Furthermore, in the case of an overvoltage relay, it is conceivable to control the voltage to a rated voltage value, for example, and it goes without saying that various methods may be adopted without departing from the spirit of the present invention. In addition, in the explanation of FIG. 2, for simplicity of explanation,
When a defect in AC data is detected, the operation output is locked only for that sampling, but this is not limited to this, and is applicable to operation judgment algorithms where the influence of defective AC data continues for a long sampling period. Needless to say, the output lock may be continued during that time. Further, in the explanation of FIG. 2, an example is given in which the operation output is locked when a defect in AC data is detected, but in addition to locking, an alarm may be output to the outside as an alarm. Alternatively, depending on the purpose, only an alarm may be used without locking the operational output.

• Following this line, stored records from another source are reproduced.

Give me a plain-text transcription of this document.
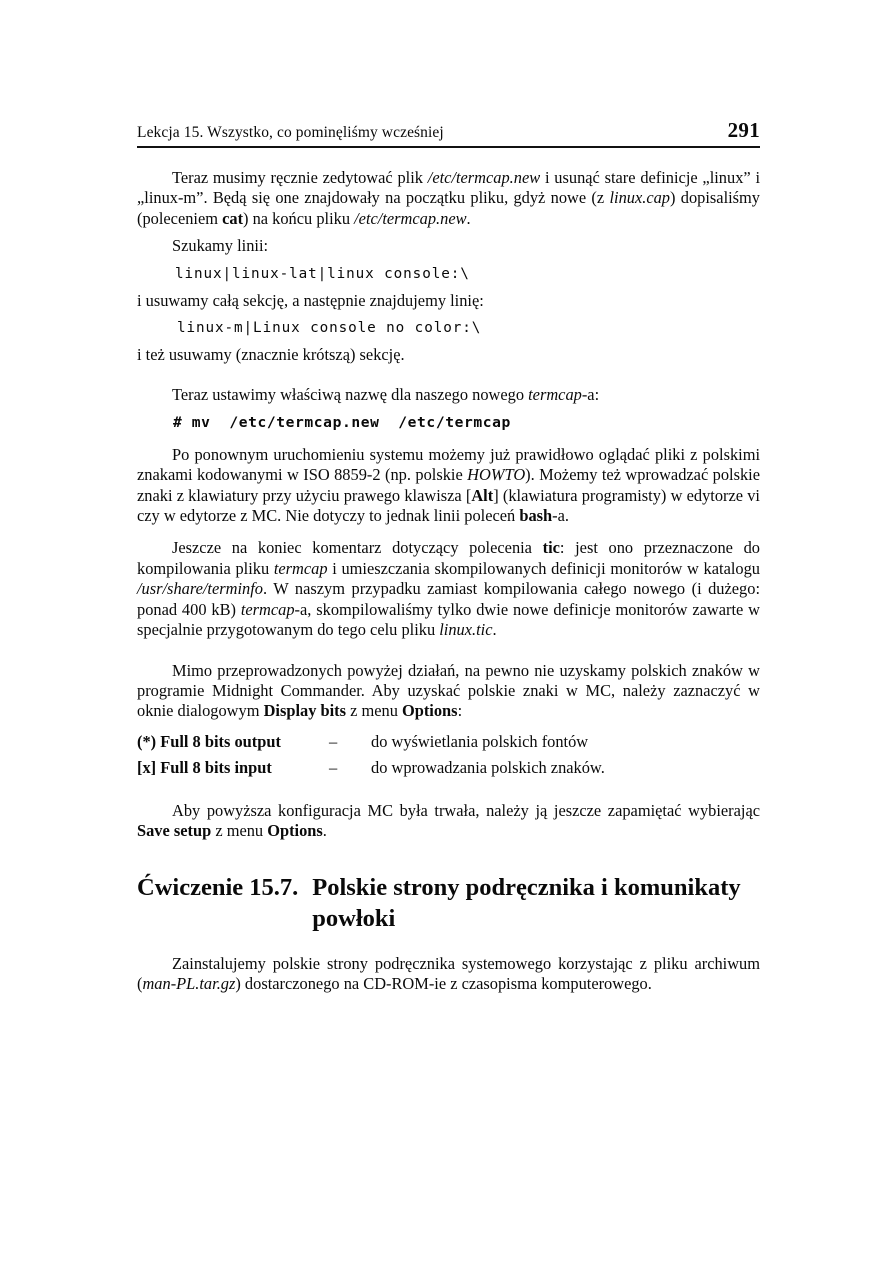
Lekcja 15. Wszystko, co pominęliśmy wcześniej	291

Teraz musimy ręcznie zedytować plik /etc/termcap.new i usunąć stare definicje „linux” i „linux-m”. Będą się one znajdowały na początku pliku, gdyż nowe (z linux.cap) dopisaliśmy (poleceniem cat) na końcu pliku /etc/termcap.new.

Szukamy linii:

linux|linux-lat|linux console:\

i usuwamy całą sekcję, a następnie znajdujemy linię:

linux-m|Linux console no color:\

i też usuwamy (znacznie krótszą) sekcję.

Teraz ustawimy właściwą nazwę dla naszego nowego termcap-a:

# mv  /etc/termcap.new  /etc/termcap

Po ponownym uruchomieniu systemu możemy już prawidłowo oglądać pliki z polskimi znakami kodowanymi w ISO 8859-2 (np. polskie HOWTO). Możemy też wprowadzać polskie znaki z klawiatury przy użyciu prawego klawisza [Alt] (klawiatura programisty) w edytorze vi czy w edytorze z MC. Nie dotyczy to jednak linii poleceń bash-a.

Jeszcze na koniec komentarz dotyczący polecenia tic: jest ono przeznaczone do kompilowania pliku termcap i umieszczania skompilowanych definicji monitorów w katalogu /usr/share/terminfo. W naszym przypadku zamiast kompilowania całego nowego (i dużego: ponad 400 kB) termcap-a, skompilowaliśmy tylko dwie nowe definicje monitorów zawarte w specjalnie przygotowanym do tego celu pliku linux.tic.

Mimo przeprowadzonych powyżej działań, na pewno nie uzyskamy polskich znaków w programie Midnight Commander. Aby uzyskać polskie znaki w MC, należy zaznaczyć w oknie dialogowym Display bits z menu Options:

(*) Full 8 bits output	–	do wyświetlania polskich fontów
[x] Full 8 bits input	–	do wprowadzania polskich znaków.

Aby powyższa konfiguracja MC była trwała, należy ją jeszcze zapamiętać wybierając Save setup z menu Options.

Ćwiczenie 15.7. Polskie strony podręcznika i komunikaty powłoki

Zainstalujemy polskie strony podręcznika systemowego korzystając z pliku archiwum (man-PL.tar.gz) dostarczonego na CD-ROM-ie z czasopisma komputerowego.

In the explanation so far, bit #11 and bits #15 to # are used as a method for detecting defects in AC data.
The explanation was given using an example of checking each bit to see if the 12 values are the same, but there is another method to check whether the data after expanding to 16 bits is within the range that can be taken as 12 bit data before expansion. Even if you check whether it is true or not, you will get exactly the same effect. For example, the range that 12-bit data can take is +2047 to -2048 as described in FIG.
Therefore, it may be checked that +2047≧16-bit AC data≧−2048. In addition, in the explanation in the main text, an example was described in which 12 bits of AC data were expanded to 16 bits, but it goes without saying that the present invention is applicable without being limited to these bit numbers in view of the spirit of the present invention. stomach.

[0016]

[Effects of the Invention] As explained above, according to the present invention, the validity of AC data after bit expansion is checked by bit checking or by checking the possible range of data, so that digital protection is simple and reliable. It becomes possible to monitor the relay, and a more reliable digital protection relay can be provided.

[Brief explanation of drawings]

FIG. 1 is a diagram showing an embodiment of the present invention.

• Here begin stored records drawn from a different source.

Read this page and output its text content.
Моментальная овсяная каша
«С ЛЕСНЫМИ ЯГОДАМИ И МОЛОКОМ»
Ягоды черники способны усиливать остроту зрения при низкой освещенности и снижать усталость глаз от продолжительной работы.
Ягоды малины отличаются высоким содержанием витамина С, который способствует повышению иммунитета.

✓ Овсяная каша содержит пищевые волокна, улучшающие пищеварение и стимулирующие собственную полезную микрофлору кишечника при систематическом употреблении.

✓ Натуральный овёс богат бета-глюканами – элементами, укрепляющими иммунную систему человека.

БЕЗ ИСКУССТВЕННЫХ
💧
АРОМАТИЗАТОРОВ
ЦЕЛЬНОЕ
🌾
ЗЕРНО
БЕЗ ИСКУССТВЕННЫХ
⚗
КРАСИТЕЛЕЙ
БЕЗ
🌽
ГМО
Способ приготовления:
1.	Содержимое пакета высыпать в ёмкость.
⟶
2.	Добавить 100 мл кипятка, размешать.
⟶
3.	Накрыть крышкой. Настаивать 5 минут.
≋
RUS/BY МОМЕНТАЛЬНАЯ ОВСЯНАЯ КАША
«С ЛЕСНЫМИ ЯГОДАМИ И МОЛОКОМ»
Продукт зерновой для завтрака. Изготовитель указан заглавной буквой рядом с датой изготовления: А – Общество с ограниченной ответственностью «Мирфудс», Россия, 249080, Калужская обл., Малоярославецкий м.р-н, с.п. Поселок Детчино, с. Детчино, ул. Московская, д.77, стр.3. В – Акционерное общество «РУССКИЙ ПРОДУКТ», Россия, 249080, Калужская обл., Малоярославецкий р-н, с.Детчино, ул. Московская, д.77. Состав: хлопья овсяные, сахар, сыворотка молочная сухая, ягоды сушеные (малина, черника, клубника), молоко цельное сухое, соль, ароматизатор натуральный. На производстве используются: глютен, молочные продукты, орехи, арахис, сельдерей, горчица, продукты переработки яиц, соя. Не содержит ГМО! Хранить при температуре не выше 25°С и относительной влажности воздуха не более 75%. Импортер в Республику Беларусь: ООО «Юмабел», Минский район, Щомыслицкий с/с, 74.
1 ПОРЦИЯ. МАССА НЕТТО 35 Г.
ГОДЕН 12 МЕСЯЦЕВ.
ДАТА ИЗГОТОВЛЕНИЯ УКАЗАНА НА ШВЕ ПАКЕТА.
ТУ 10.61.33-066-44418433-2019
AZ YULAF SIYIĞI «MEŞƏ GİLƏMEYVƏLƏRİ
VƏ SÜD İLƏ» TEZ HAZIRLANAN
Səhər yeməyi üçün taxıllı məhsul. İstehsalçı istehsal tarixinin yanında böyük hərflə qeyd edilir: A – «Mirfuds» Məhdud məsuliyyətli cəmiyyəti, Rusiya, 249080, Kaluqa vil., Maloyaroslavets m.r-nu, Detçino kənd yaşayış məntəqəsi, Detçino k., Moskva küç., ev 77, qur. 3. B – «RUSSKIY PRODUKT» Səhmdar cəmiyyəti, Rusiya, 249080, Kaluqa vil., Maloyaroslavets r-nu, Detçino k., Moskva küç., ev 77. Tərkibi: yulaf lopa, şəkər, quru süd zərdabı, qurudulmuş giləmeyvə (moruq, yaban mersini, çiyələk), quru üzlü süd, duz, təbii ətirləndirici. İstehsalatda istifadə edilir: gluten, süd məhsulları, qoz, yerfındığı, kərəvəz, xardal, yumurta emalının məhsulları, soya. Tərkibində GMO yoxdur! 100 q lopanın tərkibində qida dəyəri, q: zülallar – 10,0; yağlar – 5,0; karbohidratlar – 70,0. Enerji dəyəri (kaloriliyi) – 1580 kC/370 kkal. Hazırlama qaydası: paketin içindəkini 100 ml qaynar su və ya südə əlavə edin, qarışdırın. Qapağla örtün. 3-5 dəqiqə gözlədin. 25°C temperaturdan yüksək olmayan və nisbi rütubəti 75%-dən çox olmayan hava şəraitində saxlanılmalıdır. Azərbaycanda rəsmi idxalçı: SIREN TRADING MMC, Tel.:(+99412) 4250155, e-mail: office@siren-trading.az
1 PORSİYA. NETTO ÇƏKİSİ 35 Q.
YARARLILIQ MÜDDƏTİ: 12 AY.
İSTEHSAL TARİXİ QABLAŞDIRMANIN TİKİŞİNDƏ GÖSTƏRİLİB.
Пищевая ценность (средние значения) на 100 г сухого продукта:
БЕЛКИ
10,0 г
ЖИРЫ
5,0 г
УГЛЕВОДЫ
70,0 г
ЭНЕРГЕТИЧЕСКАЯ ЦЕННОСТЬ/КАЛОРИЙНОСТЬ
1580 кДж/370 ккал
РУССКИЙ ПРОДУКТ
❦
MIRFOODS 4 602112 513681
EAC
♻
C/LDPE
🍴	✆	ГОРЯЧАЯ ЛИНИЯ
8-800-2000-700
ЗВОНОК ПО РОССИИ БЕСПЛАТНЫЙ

FIG. 2 is a flowchart showing the processing contents of the present invention.

FIG. 3 is a diagram explaining the concept of bit extension of AC data.

[Explanation of symbols]

1 Input conversion section 2 A/D conversion section 3. Exchange data 4 Upper 4 bit extension part 5 Digital calculation processing section

Claims (1)

[Claims] Claim 1: After introducing the electrical quantity of the power system and sampling it at regular intervals, perform n1-bit analog/digital conversion, add n2 bits to the n1-bit digital data, and generate n1 + n2-bit data. 1. A digital protective relay configured to perform a protection calculation, wherein the digital protective relay is configured to monitor whether the most significant bit of the n1 bit and the value of the n2 bit are all equal.